One look at the level of Citigroup stock pre-open and one could get the impression that the bank had a whopper of a result. And, on the surface at least, it did, after it reported $1.30 in EPS, beating the $1.14 expected and revenues of $20.1 billion also beating the $19.4 billion expected if still a modest decline from the comparable result a year ago. What was not emphasized is that the bulk of the revenue, and thus earnings, upside was courtesy of the insolvent and bailed out Citi Holdings, where the top line increased by 58% from $914MM to $1.442Bn and the Net Loss shrink from $0.8 billion to $0.3 billion, while Citicorp – the main operating subsidiary – saw revenues decline by 5% from $19.7 billion to $18.7 billion, as Net Income dropped by 8% from $4.8 Billion to $4.4 billion.
In other words the entire beat was due to fudging the holdings and income statement in the rolloff, bailed out Holdings division (without which Citi wouldn’t exist).
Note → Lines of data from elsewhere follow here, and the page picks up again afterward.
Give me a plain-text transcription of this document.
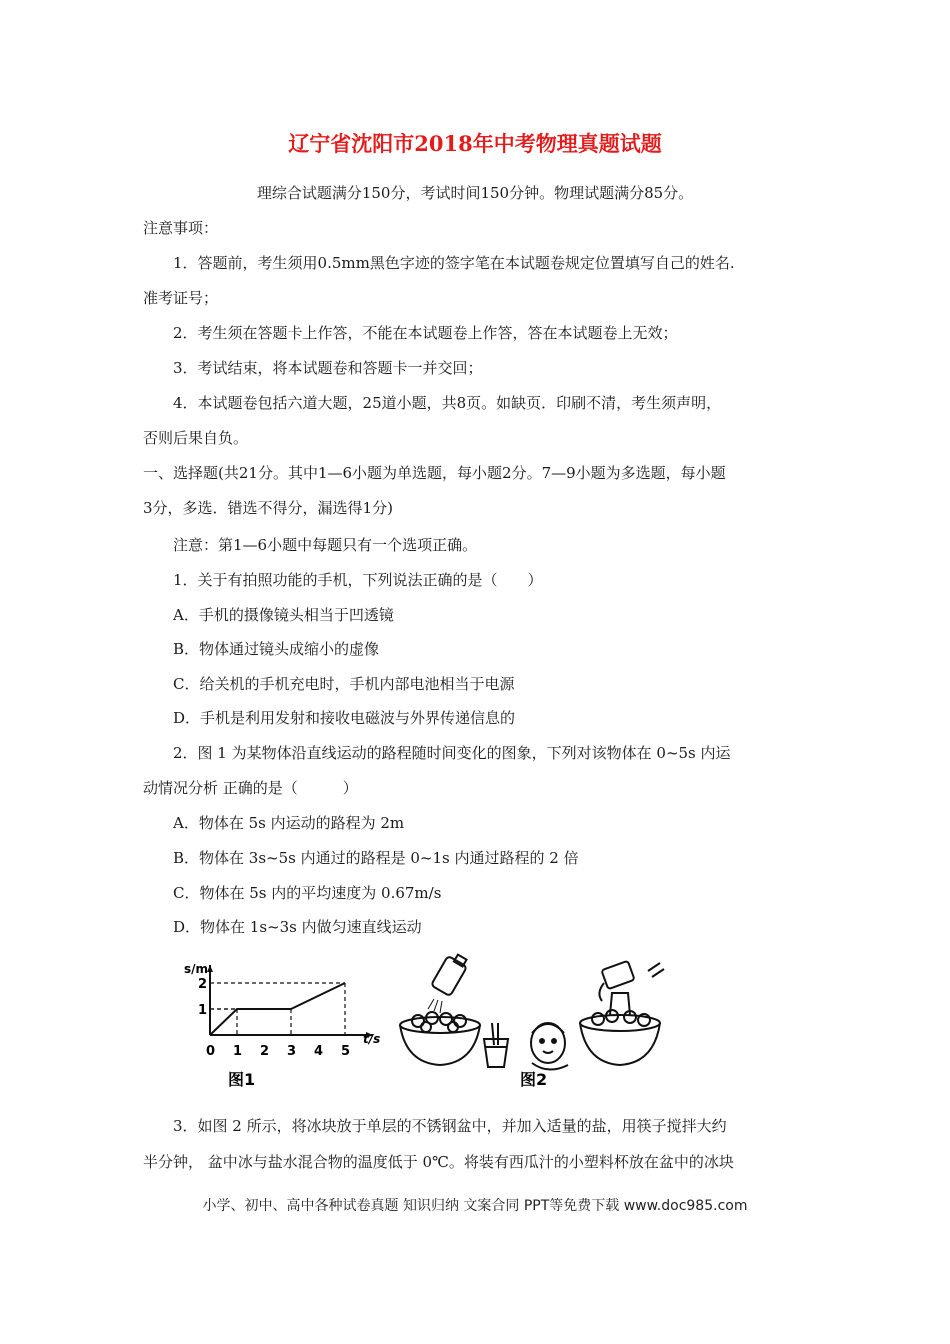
辽宁省沈阳市2018年中考物理真题试题
理综合试题满分150分，考试时间150分钟。物理试题满分85分。
注意事项：
1．答题前，考生须用0.5mm黑色字迹的签字笔在本试题卷规定位置填写自己的姓名.
准考证号；
2．考生须在答题卡上作答，不能在本试题卷上作答，答在本试题卷上无效；
3．考试结束，将本试题卷和答题卡一并交回；
4．本试题卷包括六道大题，25道小题，共8页。如缺页．印刷不清，考生须声明，
否则后果自负。
一、选择题(共21分。其中1—6小题为单选题，每小题2分。7—9小题为多选题，每小题
3分，多选．错选不得分，漏选得1分)
注意：第1—6小题中每题只有一个选项正确。
1．关于有拍照功能的手机，下列说法正确的是（　　）
A．手机的摄像镜头相当于凹透镜
B．物体通过镜头成缩小的虚像
C．给关机的手机充电时，手机内部电池相当于电源
D．手机是利用发射和接收电磁波与外界传递信息的
2．图 1 为某物体沿直线运动的路程随时间变化的图象，下列对该物体在 0~5s 内运
动情况分析 正确的是（　　　）
A．物体在 5s 内运动的路程为 2m
B．物体在 3s~5s 内通过的路程是 0~1s 内通过路程的 2 倍
C．物体在 5s 内的平均速度为 0.67m/s
D．物体在 1s~3s 内做匀速直线运动
s/m
t/s
0 1 2 3 4 5
1
2
图1	图2
3．如图 2 所示，将冰块放于单层的不锈钢盆中，并加入适量的盐，用筷子搅拌大约
半分钟， 盆中冰与盐水混合物的温度低于 0℃。将装有西瓜汁的小塑料杯放在盆中的冰块
小学、初中、高中各种试卷真题 知识归纳 文案合同 PPT等免费下载 www.doc985.com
Why did Citi have to resort to such an algo-fooling cheap shoot? Simple: operations in its core banking group, the bread and butter of New Normal banks, Investment Banking and Fixed Income Markets, both declined by 10% and 18% respectively, as the US capital markets continue to deteriorate, leading to an 11% dump in the most important, Institutional Clients Group, EBT.
But what was worst, and naturally will not be discussed at all by the peanut gallery, about Citi’s just announced results is that the amount of Citigroup mortgage originations – that key aspect of the trumpeted “housing market recovery” – did what it has done at every other bank. It plunged. Only at Citigroup, it plunged so badly, it just reached a new record low which at $5.2 billion is a 71% drop from a year ago! Long live the housing recovery… in which nobody seems to be participating.
And speaking of loan creation, based on reported data, so far in Q1, three of the four big banks: Citi, Wells and JPM have reported that total loan issuance is negative, something which drastically differs from what the Fed reports in its weekly commercial bank update report.
We eagerly look forward to the rest of the banks to conclude reporting Q1 numbers so we can determine just how wildly the Fed’s H.8 statement is fabricating data.